A true capitalist will argue that the market has corrected, with or without government interference, and that the status quo should prevail.
A true communist will argue that the wealth should never have been allowed to accrue to the banks and their employees in the first place and that the correction has not gone far enough.
Obama and his party seem to me to be broadly equivalent to the UK Conservative Party in the majority of their policies and instincts, and it seems logical that sufficient controls should be put into place to discourage a recurrence of the creation of bizarre and implausible financial instruments.
Me, I support the emotional concept of diverting bankers' bonuses to areas like Haiti, but that doesn't work either. Emotionally that is fine, intellectually the valid and valuable bank employees deserve performance related pay for doing a good job. Bonuses related directly to performance, personal and corporate performance, are an excellent incentive. So my emotional support for diverting those bonuses sucks!
I think Obama is taking a useful and bold step. It deserves to succeed. I have no idea whether it will
Bloomberg wakes up: http://www.bloomberg.com/apps/news?pid=20601039&sid=aaIuE.W8RAuU
When someone from Washington calls for my solution: I will tell them to tax the banks an extra 25% until unemployment falls to 5%. They figured out how to break it, let them figure out how to fix it.
It's an excellent first step. Following the Depression, Congress passed the Glass Stiegel Act to keep banks from risking other people's - and it also keep banks & investments houses from growing to big. It worked for 50 years.

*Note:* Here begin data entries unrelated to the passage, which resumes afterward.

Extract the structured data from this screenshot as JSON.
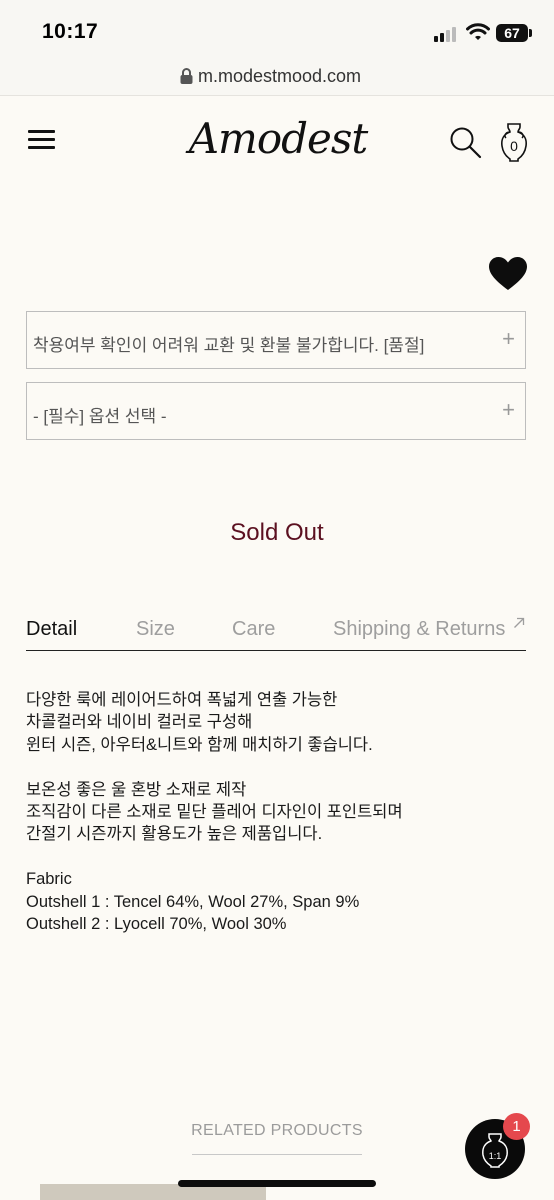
{
  "status_bar": {
    "time": "10:17",
    "battery": "67"
  },
  "browser": {
    "url": "m.modestmood.com"
  },
  "header": {
    "logo": "Amodest",
    "cart_count": "0"
  },
  "options": [
    {
      "label": "착용여부 확인이 어려워 교환 및 환불 불가합니다. [품절]",
      "icon": "+"
    },
    {
      "label": "- [필수] 옵션 선택 -",
      "icon": "+"
    }
  ],
  "status": {
    "sold_out": "Sold Out"
  },
  "tabs": [
    {
      "label": "Detail",
      "active": true
    },
    {
      "label": "Size"
    },
    {
      "label": "Care"
    },
    {
      "label": "Shipping & Returns"
    }
  ],
  "detail": {
    "lines": [
      "다양한 룩에 레이어드하여 폭넓게 연출 가능한",
      "차콜컬러와 네이비 컬러로 구성해",
      "윈터 시즌, 아우터&니트와 함께 매치하기 좋습니다.",
      "",
      "보온성 좋은 울 혼방 소재로 제작",
      "조직감이 다른 소재로 밑단 플레어 디자인이 포인트되며",
      "간절기 시즌까지 활용도가 높은 제품입니다.",
      "",
      "Fabric",
      "Outshell 1 : Tencel 64%, Wool 27%, Span 9%",
      "Outshell 2 : Lyocell 70%, Wool 30%"
    ]
  },
  "related": {
    "title": "RELATED PRODUCTS"
  },
  "chat": {
    "badge": "1",
    "icon_text": "1:1"
  },
  "colors": {
    "sold_out": "#5b1020",
    "background": "#fcfaf5",
    "badge": "#e5484d"
  }
}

The Act was repealed in the 90's, and Wall Street went on an unsustainable binge without regulation that finally crashed.
Obama's proposal is like Glass Stiegal Lite - but more is neaded.

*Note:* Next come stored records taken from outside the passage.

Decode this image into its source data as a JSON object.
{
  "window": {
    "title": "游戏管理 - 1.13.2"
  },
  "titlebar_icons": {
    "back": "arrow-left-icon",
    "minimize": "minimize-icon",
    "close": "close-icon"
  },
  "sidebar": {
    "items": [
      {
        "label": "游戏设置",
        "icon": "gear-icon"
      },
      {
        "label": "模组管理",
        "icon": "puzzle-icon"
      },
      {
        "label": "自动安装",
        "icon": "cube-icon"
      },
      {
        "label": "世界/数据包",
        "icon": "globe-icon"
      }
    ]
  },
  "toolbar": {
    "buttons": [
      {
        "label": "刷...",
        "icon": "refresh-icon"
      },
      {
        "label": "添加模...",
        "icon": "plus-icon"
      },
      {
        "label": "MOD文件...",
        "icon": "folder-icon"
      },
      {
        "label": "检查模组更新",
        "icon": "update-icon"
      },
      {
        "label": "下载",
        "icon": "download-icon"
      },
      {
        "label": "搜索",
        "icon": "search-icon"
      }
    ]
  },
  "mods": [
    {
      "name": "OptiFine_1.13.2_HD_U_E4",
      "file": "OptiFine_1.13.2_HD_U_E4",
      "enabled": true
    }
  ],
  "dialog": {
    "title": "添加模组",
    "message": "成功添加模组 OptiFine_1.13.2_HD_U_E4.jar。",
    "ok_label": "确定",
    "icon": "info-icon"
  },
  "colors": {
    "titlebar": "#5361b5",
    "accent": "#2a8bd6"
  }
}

I like the idea of performance based bonuses, but these bonuses were obviously not performance based - and they were excessive.
Obama should do whatever it takes to ensure that banking failures don't have wider repercussions.

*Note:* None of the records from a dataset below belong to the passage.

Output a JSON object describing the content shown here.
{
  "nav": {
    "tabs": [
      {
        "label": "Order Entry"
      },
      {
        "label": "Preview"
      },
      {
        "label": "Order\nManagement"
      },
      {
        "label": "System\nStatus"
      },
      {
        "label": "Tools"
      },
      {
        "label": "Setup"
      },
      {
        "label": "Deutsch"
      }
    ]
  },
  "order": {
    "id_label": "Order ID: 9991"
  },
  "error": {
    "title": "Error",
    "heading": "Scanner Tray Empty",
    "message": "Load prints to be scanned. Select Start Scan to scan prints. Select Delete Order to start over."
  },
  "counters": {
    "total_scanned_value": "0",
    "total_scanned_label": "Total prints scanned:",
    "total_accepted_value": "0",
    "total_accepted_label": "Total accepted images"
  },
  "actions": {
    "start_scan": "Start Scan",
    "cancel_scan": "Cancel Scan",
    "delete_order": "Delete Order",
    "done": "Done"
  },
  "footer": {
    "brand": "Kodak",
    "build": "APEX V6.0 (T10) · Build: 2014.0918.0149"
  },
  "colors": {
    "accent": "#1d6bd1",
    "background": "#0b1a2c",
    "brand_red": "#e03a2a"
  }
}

A first step would be to separate commercial and investment banking. This is not as easy as it sounds. While it's a simple matter to ensure that no company engages in both activities, it would also be necessary to remove any indirect ties, which has a number of practical difficulties. I imagine this is one of the arguments used when Glass Steagall was repealed - that everything is so intertwined, the law had become redundant.
A good second step would be some meas to ensure that those who take the risks ar the same ones who suffer when the chickens come home to roost. Maybe return the investment banks to partnerships?
My point is about responsibility; personal, collective, corporate, social etc.
Elected representatives should take the majority of the blame for allowing the situation to get so far by failing to support the consitutional principle of enlightened self-interest and set an example for others to follow.
But politicians have largely become servants to their re-election funds than the people by whom and for whom they are elected to serve.
So 'bash the banker' is an unhelpful slangy phrase as it creates divisions where unity is needed. It plays to the nastiest angry sentiment and the lowest common denominator when it is necessary to encourage and enthuse the best instincts of everyone.
When the interests of different sections of society are seen as divergent then gaps are created into which some will fall, so Wall St, Main St and the average citizen consumer must start communicating better together or the problems will start building up again.
The simple fact is that political and constitutional reform needs to return to the agenda, but this causes huge problems since so much US identity is wrapped up in the 'perfection' of the constitutional settlement set out nearly 250 years ago.
For starters separation of the offices of head of state and head of government would make an immeasurably great improvement. Surely Republicans, Democrats and independents alike can unite against their own system of limited monarchy.